The Secret Language Of Birds
It's a bit of a misnomer Ian Anderson makes solos records; he is, for all intents and purposes, Jethro Tull. His first solo record was a deliberate attempt to remove himself from the Tull label. But 1983's Walk Into Light, an extraneous attempt at electro pop, failed miserably to capture the true essence of Ian Anderson. After that, he wouldn't leave Tull for another 12 years, picking up a Grammy for the band's Crest Of A Knave, the year's best Heavy Metal record (?) Unlike other musicians of his generation, Ian Anderson can grow old and still retain a sense of dignity and cool. In 1995, he released a second solo record, Divinities: Twelve Dances With God, a classical-based jaunt that found him more in line with his renowned style. Now Ian Anderson has finalized his transition from the over-coated tramp and wandering minstrel to country squire - one who is greeted on his lavish farmland by a dawn chorus he has coined The Secret Language Of Birds.

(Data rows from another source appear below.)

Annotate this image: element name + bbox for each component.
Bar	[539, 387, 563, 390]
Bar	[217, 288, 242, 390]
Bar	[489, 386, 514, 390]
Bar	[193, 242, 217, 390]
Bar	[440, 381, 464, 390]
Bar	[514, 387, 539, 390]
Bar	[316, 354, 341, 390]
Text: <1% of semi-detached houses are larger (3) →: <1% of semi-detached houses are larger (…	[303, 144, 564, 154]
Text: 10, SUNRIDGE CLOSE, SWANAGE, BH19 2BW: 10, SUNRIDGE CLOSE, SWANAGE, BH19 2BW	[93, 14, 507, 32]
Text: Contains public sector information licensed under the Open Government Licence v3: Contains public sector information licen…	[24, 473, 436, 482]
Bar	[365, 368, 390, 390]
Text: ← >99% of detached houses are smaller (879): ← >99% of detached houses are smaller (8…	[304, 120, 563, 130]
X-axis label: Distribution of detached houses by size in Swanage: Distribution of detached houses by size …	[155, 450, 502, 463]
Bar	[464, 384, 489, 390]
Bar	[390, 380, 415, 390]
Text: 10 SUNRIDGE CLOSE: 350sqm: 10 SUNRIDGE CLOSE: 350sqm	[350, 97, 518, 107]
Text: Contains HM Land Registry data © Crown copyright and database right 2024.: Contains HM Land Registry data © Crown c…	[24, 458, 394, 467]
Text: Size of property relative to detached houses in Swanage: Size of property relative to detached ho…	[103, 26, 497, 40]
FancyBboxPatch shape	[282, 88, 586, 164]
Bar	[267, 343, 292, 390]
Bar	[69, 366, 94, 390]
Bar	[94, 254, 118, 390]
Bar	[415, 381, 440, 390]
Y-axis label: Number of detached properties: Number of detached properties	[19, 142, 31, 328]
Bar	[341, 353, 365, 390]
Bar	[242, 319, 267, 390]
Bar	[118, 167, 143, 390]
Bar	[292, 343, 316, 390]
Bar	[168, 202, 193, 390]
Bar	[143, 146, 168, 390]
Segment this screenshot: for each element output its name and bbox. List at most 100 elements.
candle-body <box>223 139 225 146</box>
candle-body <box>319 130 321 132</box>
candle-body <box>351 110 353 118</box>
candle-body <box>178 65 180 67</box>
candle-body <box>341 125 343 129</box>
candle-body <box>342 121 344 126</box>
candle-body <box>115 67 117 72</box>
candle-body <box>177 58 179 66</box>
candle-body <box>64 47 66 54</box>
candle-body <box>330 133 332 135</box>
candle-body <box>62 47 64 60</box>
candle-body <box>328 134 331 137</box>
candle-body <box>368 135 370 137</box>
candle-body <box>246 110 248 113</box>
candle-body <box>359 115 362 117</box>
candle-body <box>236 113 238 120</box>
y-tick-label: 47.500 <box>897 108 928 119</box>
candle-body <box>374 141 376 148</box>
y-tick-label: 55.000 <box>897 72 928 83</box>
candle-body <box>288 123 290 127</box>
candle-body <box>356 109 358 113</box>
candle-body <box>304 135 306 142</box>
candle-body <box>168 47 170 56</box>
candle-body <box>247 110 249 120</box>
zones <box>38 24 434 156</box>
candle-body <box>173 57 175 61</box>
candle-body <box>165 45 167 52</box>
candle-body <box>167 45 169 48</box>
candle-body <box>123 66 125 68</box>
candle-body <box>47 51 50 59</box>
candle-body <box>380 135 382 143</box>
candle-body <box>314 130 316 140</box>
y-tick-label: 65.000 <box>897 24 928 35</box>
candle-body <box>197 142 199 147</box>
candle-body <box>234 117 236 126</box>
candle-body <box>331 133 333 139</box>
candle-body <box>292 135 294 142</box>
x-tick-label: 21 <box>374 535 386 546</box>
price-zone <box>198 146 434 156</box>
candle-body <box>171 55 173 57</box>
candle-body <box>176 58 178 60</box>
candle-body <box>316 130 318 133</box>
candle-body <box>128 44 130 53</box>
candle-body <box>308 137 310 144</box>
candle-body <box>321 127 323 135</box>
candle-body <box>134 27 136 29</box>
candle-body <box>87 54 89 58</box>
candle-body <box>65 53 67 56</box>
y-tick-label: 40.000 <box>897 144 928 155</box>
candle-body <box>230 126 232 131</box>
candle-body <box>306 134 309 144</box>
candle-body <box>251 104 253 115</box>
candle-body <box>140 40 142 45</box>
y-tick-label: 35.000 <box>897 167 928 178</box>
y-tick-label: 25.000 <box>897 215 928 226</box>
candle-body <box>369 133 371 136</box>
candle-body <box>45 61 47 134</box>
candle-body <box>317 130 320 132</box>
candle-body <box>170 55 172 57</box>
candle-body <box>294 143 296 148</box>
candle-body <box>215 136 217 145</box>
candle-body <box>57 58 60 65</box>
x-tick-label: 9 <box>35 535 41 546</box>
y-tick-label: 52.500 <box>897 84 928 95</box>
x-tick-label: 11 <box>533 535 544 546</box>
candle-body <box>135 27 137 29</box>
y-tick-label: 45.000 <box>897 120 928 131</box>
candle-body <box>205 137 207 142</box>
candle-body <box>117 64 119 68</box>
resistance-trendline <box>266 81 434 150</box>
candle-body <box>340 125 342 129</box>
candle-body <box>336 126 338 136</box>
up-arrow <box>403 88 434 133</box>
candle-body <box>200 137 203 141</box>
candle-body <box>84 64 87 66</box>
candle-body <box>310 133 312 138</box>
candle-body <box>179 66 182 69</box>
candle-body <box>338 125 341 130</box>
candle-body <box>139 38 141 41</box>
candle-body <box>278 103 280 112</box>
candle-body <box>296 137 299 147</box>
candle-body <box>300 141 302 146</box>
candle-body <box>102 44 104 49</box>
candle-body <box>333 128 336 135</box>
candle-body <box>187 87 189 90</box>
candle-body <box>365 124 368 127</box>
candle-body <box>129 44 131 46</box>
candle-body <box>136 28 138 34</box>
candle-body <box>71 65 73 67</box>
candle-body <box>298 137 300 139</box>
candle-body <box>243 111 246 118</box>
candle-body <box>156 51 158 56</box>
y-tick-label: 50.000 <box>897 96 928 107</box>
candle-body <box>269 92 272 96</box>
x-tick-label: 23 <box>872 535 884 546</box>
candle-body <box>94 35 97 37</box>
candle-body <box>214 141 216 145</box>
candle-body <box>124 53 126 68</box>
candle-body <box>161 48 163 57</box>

Acoustically-based, Ian Anderson's third solo album receives lots of ample support from Andrew Giddings, Tull's present keyboardist and a collaborator on Divinities. Between Anderson's skipping acoustic guitar patterns, flowing flute solos, angelic-like words of imagery, and Giddings' keyboard and orchestral ornamentations, The Secret Language Of Birds is a rich tapestry of pastorals and paintings interwoven with such locales as Bombay and Panama. From the first notes of the title track, the CD assumes a low-key Tull-like ambiance. Still, Anderson hasn't sounded this focused since Stand Up. At times, the CD wavers into Eastern-styled passages with Celtic overtones. "A Better Moon" is almost like "Budapest" in its tone, filled out nicely by Gidding's percussion painlessly stroking the lush instrumentation. "Set-Aside" is a personal aside by Anderson, who has seen British farmlands neglected in the favor of governmental interest.
The reprise of the title track, which sounds like it could have been a throwaway from Warchild (which isn't necessarily a bad thing), finds Anderson at his ripest. Then, just to show that he still pledges his allegiance to the spirit of Jethro Tull, Anderson brings in longtime Tull guitarist Martin Barre to inject some of his trademark fretwork into the mix -- most noticeably on "Boris Dancing," an instrumental nod to former Russian president Boris Yeltsin. Then Anderson goes one better by attaching hidden bonus tracks at the end of the CD. First, there's an untitled instrumental romp that obviously features Barre on electric guitar and Giddings on everything from glockenspiel to piano. This is capped off by an updated and abridged version of "Thick As A Brick," which undoubtedly finishes off the entire CD on a bright note. It just goes to show what a Grammy and a little trout farming can do for a man.